Kennedy maintains that, even if his commission agreement is not enforceable against Rode, he may still bring suit against Time Oil for interference with his business expectancy. He argues that there need not be a valid contract underlying the tort of interference with business relations and that a mere business expectancy is sufficient to support his cause of action. To support this proposition Kennedy relies on Scymanski v. Dufault, 80 Wash. 2d 77, 491 P.2d 1050 (1971) and F.D. Hill & Co. v. Wallerich, 67 Wash. 2d 409, 407 P.2d 956 (1965).

While there need not be a legal contract to maintain an action for tortious interference with a business expectancy, there must be a valid expectancy. Calbom v. Knudtzon, supra.

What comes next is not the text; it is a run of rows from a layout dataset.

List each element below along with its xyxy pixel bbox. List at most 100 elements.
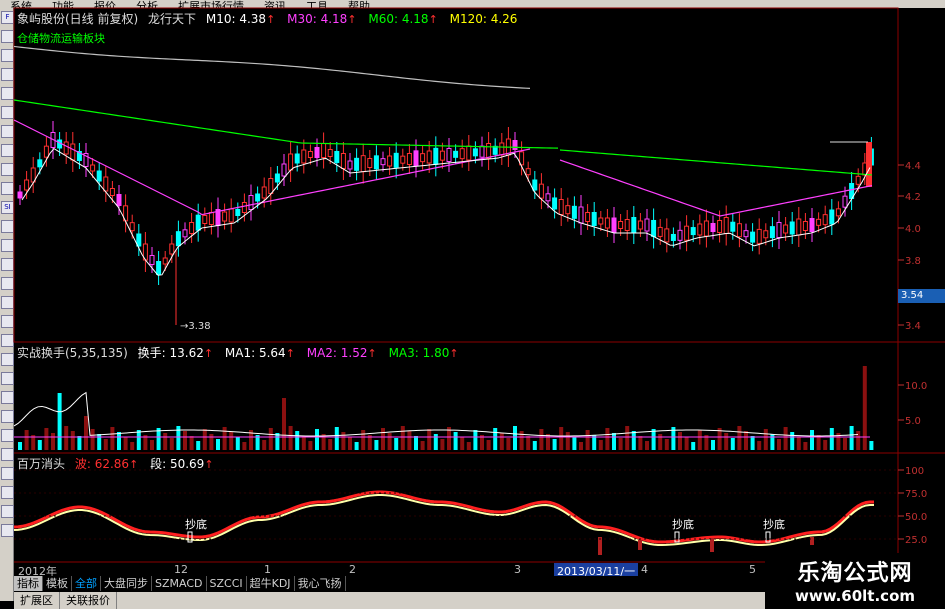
extension-tab[interactable]: 关联报价 [60, 592, 117, 609]
candle [413, 150, 419, 167]
indicator-tab[interactable]: 我心飞扬 [295, 576, 346, 591]
bottom-panel-header: 百万消头 波: 62.86↑ 段: 50.69↑ [17, 455, 220, 472]
candle [796, 218, 802, 236]
turnover-bar [420, 441, 425, 450]
candle [274, 173, 280, 183]
turnover-value: 换手: 13.62 [137, 346, 204, 360]
indicator-tab[interactable]: 超牛KDJ [247, 576, 295, 591]
candle [631, 217, 637, 233]
turnover-bar [123, 437, 128, 450]
candle [208, 212, 214, 225]
candle [598, 217, 604, 225]
up-arrow-icon: ↑ [347, 13, 357, 26]
turnover-bar [625, 426, 630, 450]
indicator-tab[interactable]: SZMACD [152, 576, 207, 591]
turnover-bar [724, 433, 729, 450]
candle [703, 220, 709, 237]
candle [690, 227, 696, 236]
candle [486, 143, 492, 159]
turnover-bar [130, 442, 135, 450]
candle [499, 142, 505, 156]
turnover-bar [51, 433, 55, 450]
up-arrow-icon: ↑ [428, 13, 438, 26]
turnover-bar [262, 440, 267, 450]
turnover-bar [869, 441, 874, 450]
turnover-bar [275, 433, 280, 450]
turnover-bar [770, 434, 775, 450]
stock-chart[interactable]: 4.4 4.2 4.0 3.8 3.4 10.0 5.0 100 75.0 50.0 25.0 →3.… [0, 0, 945, 609]
turnover-bar [150, 440, 154, 450]
turnover-bar [651, 429, 656, 450]
current-price-tag: 3.54 [898, 289, 945, 303]
candle [281, 163, 287, 177]
turnover-bar [849, 426, 854, 450]
candle [380, 158, 386, 166]
ma60-value: M60: 4.18 [368, 12, 429, 26]
extension-tab[interactable]: 扩展区 [14, 592, 60, 609]
candle [393, 152, 399, 168]
candle [268, 178, 274, 194]
turnover-bar [433, 434, 438, 450]
candle [591, 212, 597, 226]
turnover-bar [110, 427, 115, 450]
date-label: 5 [749, 563, 756, 576]
date-label: 3 [514, 563, 521, 576]
turnover-bar [328, 439, 333, 450]
candle [604, 217, 610, 229]
turnover-axis-label: 10.0 [905, 381, 927, 392]
date-label: 2 [349, 563, 356, 576]
indicator-tab[interactable]: 大盘同步 [101, 576, 152, 591]
turnover-bar [209, 434, 214, 450]
candle [585, 212, 591, 222]
turnover-bar [466, 442, 471, 450]
signal-bar [710, 538, 714, 552]
candle [743, 230, 749, 238]
candle [387, 155, 393, 167]
turnover-bar [757, 441, 762, 450]
candle [261, 186, 267, 199]
turnover-bar [381, 428, 385, 450]
turnover-bar [678, 432, 682, 450]
candle [195, 214, 201, 231]
indicator-tab[interactable]: 模板 [43, 576, 72, 591]
turnover-bar [737, 426, 742, 450]
candle [783, 224, 789, 234]
turnover-bar [229, 432, 234, 450]
candle [37, 159, 43, 168]
turnover-bar [565, 432, 570, 450]
indicator-tab[interactable]: 指标 [14, 576, 43, 591]
candle [446, 148, 452, 162]
turnover-bar [202, 429, 207, 450]
turnover-bar [730, 438, 735, 450]
candle [756, 228, 762, 244]
turnover-axis-label: 5.0 [905, 416, 921, 427]
candle [228, 208, 234, 223]
candle [248, 195, 254, 210]
turnover-bar [493, 428, 498, 450]
turnover-bar [783, 427, 788, 450]
candle [116, 194, 122, 206]
candle [307, 151, 313, 158]
turnover-bar [163, 433, 168, 450]
candle [96, 170, 102, 182]
turnover-bar [354, 442, 359, 450]
indicator-tab[interactable]: 全部 [72, 576, 101, 591]
turnover-bar [823, 440, 828, 450]
candle [835, 208, 841, 217]
candle [24, 179, 30, 191]
indicator-tab[interactable]: SZCCI [207, 576, 247, 591]
turnover-bar [414, 436, 418, 450]
turnover-bar [196, 441, 201, 450]
turnover-bar [44, 428, 49, 450]
ma60-line [13, 99, 559, 149]
candle [327, 149, 333, 157]
turnover-bar [24, 430, 29, 450]
candle [532, 179, 538, 191]
candle [816, 218, 822, 226]
turnover-bar [691, 442, 696, 450]
candle [776, 222, 782, 238]
turnover-bar [301, 436, 306, 450]
price-axis-label: 4.4 [905, 161, 921, 172]
stock-title: 象屿股份(日线 前复权) [17, 12, 139, 26]
turnover-bar [829, 428, 834, 450]
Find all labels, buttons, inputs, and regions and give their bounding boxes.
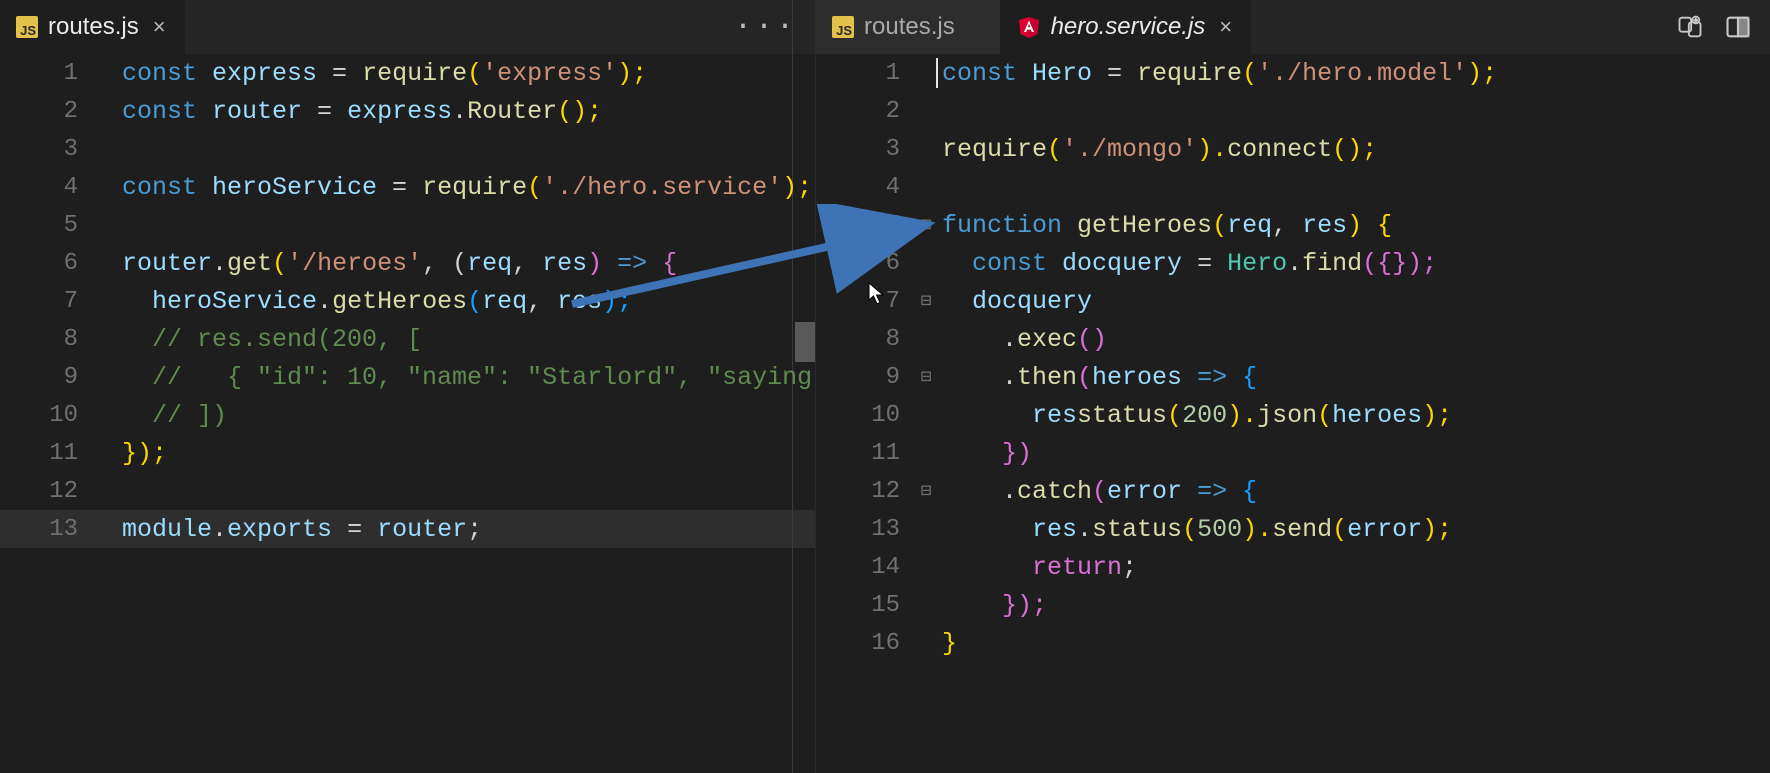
fold-toggle-icon[interactable]: ⊟ <box>916 282 936 320</box>
code-line[interactable]: module.exports = router; <box>122 510 815 548</box>
code-line[interactable]: }); <box>942 586 1770 624</box>
code-line[interactable]: const heroService = require('./hero.serv… <box>122 168 815 206</box>
js-file-icon: JS <box>16 16 38 38</box>
close-icon[interactable]: × <box>1215 14 1236 40</box>
line-number: 5 <box>0 212 78 239</box>
line-number-gutter: 1 2 3 4 5 6 7 8 9 10 11 12 13 14 15 16 <box>816 54 916 773</box>
line-number: 9 <box>0 364 78 391</box>
line-number: 2 <box>816 98 900 125</box>
code-line[interactable]: function getHeroes(req, res) { <box>942 206 1770 244</box>
code-line[interactable]: }) <box>942 434 1770 472</box>
line-number: 12 <box>0 478 78 505</box>
line-number: 7 <box>0 288 78 315</box>
line-number: 10 <box>816 402 900 429</box>
code-line[interactable]: router.get('/heroes', (req, res) => { <box>122 244 815 282</box>
line-number: 8 <box>816 326 900 353</box>
code-line[interactable]: .catch(error => { <box>942 472 1770 510</box>
tab-label: routes.js <box>864 13 955 41</box>
editor-pane-left: JS routes.js × ··· 1 2 3 4 5 6 7 8 9 <box>0 0 816 773</box>
fold-toggle-icon[interactable]: ⊟ <box>916 472 936 510</box>
code-line[interactable]: return; <box>942 548 1770 586</box>
code-line[interactable]: heroService.getHeroes(req, res); <box>122 282 815 320</box>
line-number: 13 <box>816 516 900 543</box>
line-number: 13 <box>0 516 78 543</box>
line-number: 4 <box>0 174 78 201</box>
code-line[interactable] <box>942 92 1770 130</box>
code-line[interactable]: const Hero = require('./hero.model'); <box>942 54 1770 92</box>
line-number: 16 <box>816 630 900 657</box>
code-line[interactable] <box>122 130 815 168</box>
fold-gutter: ⊟ ⊟ ⊟ ⊟ <box>916 54 936 773</box>
split-editor-icon[interactable] <box>1724 13 1752 41</box>
code-line[interactable] <box>942 168 1770 206</box>
editor-right[interactable]: 1 2 3 4 5 6 7 8 9 10 11 12 13 14 15 16 ⊟ <box>816 54 1770 773</box>
code-line[interactable] <box>122 206 815 244</box>
fold-toggle-icon[interactable]: ⊟ <box>916 358 936 396</box>
line-number: 7 <box>816 288 900 315</box>
line-number: 3 <box>0 136 78 163</box>
line-number: 6 <box>0 250 78 277</box>
tabbar-right: JS routes.js × hero.service.js × <box>816 0 1770 54</box>
tab-hero-service-js[interactable]: hero.service.js × <box>1001 0 1252 54</box>
code-line[interactable]: } <box>942 624 1770 662</box>
line-number: 4 <box>816 174 900 201</box>
line-number: 3 <box>816 136 900 163</box>
line-number: 11 <box>816 440 900 467</box>
tabbar-left: JS routes.js × ··· <box>0 0 815 54</box>
line-number: 15 <box>816 592 900 619</box>
line-number: 14 <box>816 554 900 581</box>
editor-split: JS routes.js × ··· 1 2 3 4 5 6 7 8 9 <box>0 0 1770 773</box>
code-line[interactable]: const express = require('express'); <box>122 54 815 92</box>
code-line[interactable]: require('./mongo').connect(); <box>942 130 1770 168</box>
code-area-left[interactable]: const express = require('express'); cons… <box>96 54 815 773</box>
more-actions-icon[interactable]: ··· <box>734 20 797 35</box>
editor-pane-right: JS routes.js × hero.service.js × <box>816 0 1770 773</box>
js-file-icon: JS <box>832 16 854 38</box>
line-number: 6 <box>816 250 900 277</box>
compare-changes-icon[interactable] <box>1676 13 1704 41</box>
code-line[interactable]: .then(heroes => { <box>942 358 1770 396</box>
code-line[interactable]: // ]) <box>122 396 815 434</box>
code-line[interactable]: .exec() <box>942 320 1770 358</box>
line-number: 1 <box>0 60 78 87</box>
line-number: 5 <box>816 212 900 239</box>
code-line[interactable]: const router = express.Router(); <box>122 92 815 130</box>
line-number-gutter: 1 2 3 4 5 6 7 8 9 10 11 12 13 <box>0 54 96 773</box>
code-line[interactable]: // { "id": 10, "name": "Starlord", "sayi… <box>122 358 815 396</box>
line-number: 8 <box>0 326 78 353</box>
editor-left[interactable]: 1 2 3 4 5 6 7 8 9 10 11 12 13 const expr… <box>0 54 815 773</box>
code-line[interactable]: const docquery = Hero.find({}); <box>942 244 1770 282</box>
fold-toggle-icon[interactable]: ⊟ <box>916 206 936 244</box>
line-number: 2 <box>0 98 78 125</box>
tab-routes-js[interactable]: JS routes.js × <box>0 0 185 54</box>
line-number: 11 <box>0 440 78 467</box>
close-icon[interactable]: × <box>149 14 170 40</box>
code-line[interactable]: docquery <box>942 282 1770 320</box>
code-line[interactable]: // res.send(200, [ <box>122 320 815 358</box>
text-caret <box>936 58 938 88</box>
line-number: 10 <box>0 402 78 429</box>
code-line[interactable]: }); <box>122 434 815 472</box>
line-number: 1 <box>816 60 900 87</box>
code-area-right[interactable]: const Hero = require('./hero.model'); re… <box>936 54 1770 773</box>
line-number: 9 <box>816 364 900 391</box>
code-line[interactable] <box>122 472 815 510</box>
tab-label: routes.js <box>48 13 139 41</box>
code-line[interactable]: res.status(500).send(error); <box>942 510 1770 548</box>
code-line[interactable]: resstatus(200).json(heroes); <box>942 396 1770 434</box>
line-number: 12 <box>816 478 900 505</box>
tab-routes-js-right[interactable]: JS routes.js × <box>816 0 1001 54</box>
tab-label: hero.service.js <box>1051 13 1206 41</box>
angular-file-icon <box>1017 15 1041 39</box>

Kennedy's business expectancy has ripened into a *182 contract, his commission agreement. He expects no other reward or business opportunity from his transaction with Rode.

In Scymanski, the defendant argued that an action for tortious interference with a contract could not be maintained because the contract violated the statute of frauds. The court held it was unnecessary to have an existing enforceable contract if there was a reasonable expectancy of one in the future. Scymanski, at 84. The court concluded that in the circumstances of that case it could be expected that the contract would have been reduced to writing absent the interference. Scymanski, at 85.

The Scymanski case stands for the proposition that there can be interference with a business expectancy prior to the time the expectancy is reduced to an enforceable contract. Any other rule would reward tortfeasors who interfered early in a business relationship. That reasoning is not applicable to the case at bench. Time Oil did not interfere with the execution of a contract between Kennedy and Rode. The commission agreement was the culmination of Kennedy's business expectancy. Nothing further was contemplated by Kennedy or Rode.

In F.D. Hill & Co. v. Wallerich, supra, a real estate broker brought suit for tortious interference with his commission agreement. The defendant alleged that the commission agreement violated the statute of frauds. The court reasoned that the statute of frauds defense would not be available to the defendant because he was not a party to the agreement. Wallerich, at 412.

The concern in the present case is not with a mere technical defense available only to a party to the contract. Kennedy's commission agreement violates public policy, and any claim arising out of it is tainted by the illegality of the commission agreement and becomes unenforceable. Sherwood & Roberts-Yakima, Inc. v. Leach, 67 Wash. 2d 630, 636-37, 409 P.2d 160, 14 A.L.R. 3d 1411 (1965).

As Kennedy did not have a valid contract or business expectancy, summary judgment was proper. See Calbom v. *183 Knudtzon, supra.

We affirm the judgment of dismissal.

WEBSTER, J., and PETRIE, J. Pro Tem., concur.

Review denied by Supreme Court September 20, 1985.

NOTES

[1] Under the agreement, Kennedy's share was $45,000 and England's share was $5,000.